Cet exercice de pensée s'applique en fait dans la réalité: on peut agir ici et maintenant pour démarchandiser le transport. La première étape pour résoudre ces inégalités passe par l'implantation d'une offre minimale de transport collectif accessibles à toustes, qui sera ensuite bonifiée. À petite échelle, il est beaucoup plus facile d'y arriver en menant des luttes décentralisées, que l'on pense à l'ouverture d'espaces de réparation de vélo communautaires, aux victoires historiques pour l'ouverture du pont Jacques-Cartier aux cyclistes hivernaux, ou à l'obtention de la gratuité du transport en commun pour les personnes âgées. Le problème reste toujours de ne laisser personne derrière, considérant que toutes les personnes possèdent des besoins, des capacités – financières, physiques, etc. – et une mobilité différentes, pour toutes sortes de raisons. À l'échelle d'une ville, il faut lutter pour des transports collectifs étendus, accessibles et gratuits. Il faut notamment une offre améliorée de transport adapté, laquelle équilibrerait l'accès de toustes aux services offerts par la ville – voir l'article « Montréal est (encore) une ville capacitiste ». Cette stratégie va totalement à l'encontre de l'aménagement du transport en commun actuel, structuré essentiellement pour faciliter les heures de pointes des automobilistes, une portion restreinte de la population.
En revanche, il ne faut pas se leurrer sur les intérêts qui s'opposent à une telle démarchandisation. En effet, les profits de l'industrie automobile, pétrolière et énergétique sont directement menacés par une réduction généralisée des frais de transport, ne serait-ce qu'en fournissant des espaces pour permettre aux gens de se déplacer à vélo. Ainsi, la stratégie ne doit pas seulement se limiter à augmenter le minimum disponible hors marché, mais aussi à limiter la croissance des profits possibles sur le transport. C'est pourquoi le dernier numéro de ce journal s'appelait « Bloquons Northvolt » et que celui-ci s'intitule « Transports pour toustes ». Les stations-services, les bornes de recharge, les concessionnaires automobiles et les centres de production de chars doivent continuer d'être ciblés par les actions militantes. Il n'est pas nécessaire de frapper assez fort pour les détruire directement: si les cibles sont multiples, la réduction de la croissance des profits dans le secteur automobile aura tôt fait d'envoyer les investissements dans d'autres sphères.
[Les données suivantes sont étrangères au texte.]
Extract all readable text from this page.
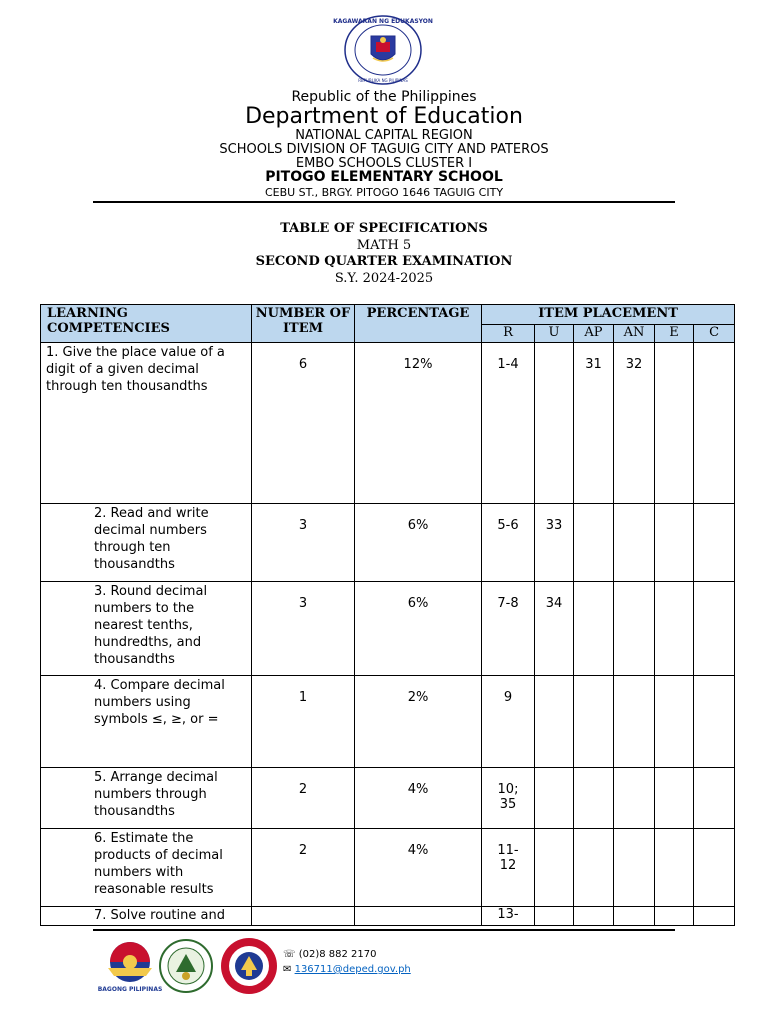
KAGAWARAN NG EDUKASYON
REPUBLIKA NG PILIPINAS
Republic of the Philippines
Department of Education
NATIONAL CAPITAL REGION
SCHOOLS DIVISION OF TAGUIG CITY AND PATEROS
EMBO SCHOOLS CLUSTER I
PITOGO ELEMENTARY SCHOOL
CEBU ST., BRGY. PITOGO 1646 TAGUIG CITY
TABLE OF SPECIFICATIONS
MATH 5
SECOND QUARTER EXAMINATION
S.Y. 2024-2025
LEARNING COMPETENCIES	NUMBER OF ITEM	PERCENTAGE	ITEM PLACEMENT					
			R	U	AP	AN	E	C
1. Give the place value of a digit of a given decimal through ten thousandths	6	12%	1-4		31	32		
2. Read and write decimal numbers through ten thousandths	3	6%	5-6	33				
3. Round decimal numbers to the nearest tenths, hundredths, and thousandths	3	6%	7-8	34				
4. Compare decimal numbers using symbols ≤, ≥, or =	1	2%	9					
5. Arrange decimal numbers through thousandths	2	4%	10; 35					
6. Estimate the products of decimal numbers with reasonable results	2	4%	11- 12					
7. Solve routine and			13-					
BAGONG PILIPINAS
☏ (02)8 882 2170
✉ 136711@deped.gov.ph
Une telle stratégie en deux axes – où le combat se mène autant pour des alternatives que contre les infrastructures existantes – a plusieurs avantages. La création d'alternatives de transport permet notamment de fournir les bases matérielles à des luttes plus fortes. En effet, les villes les plus militantes sont celles où il est possible de vivre à peu de frais, sans devoir travailler à temps plein. Développons donc nos capacités de lutte politique en rendant les villes plus accueillantes! Transports pour toustes!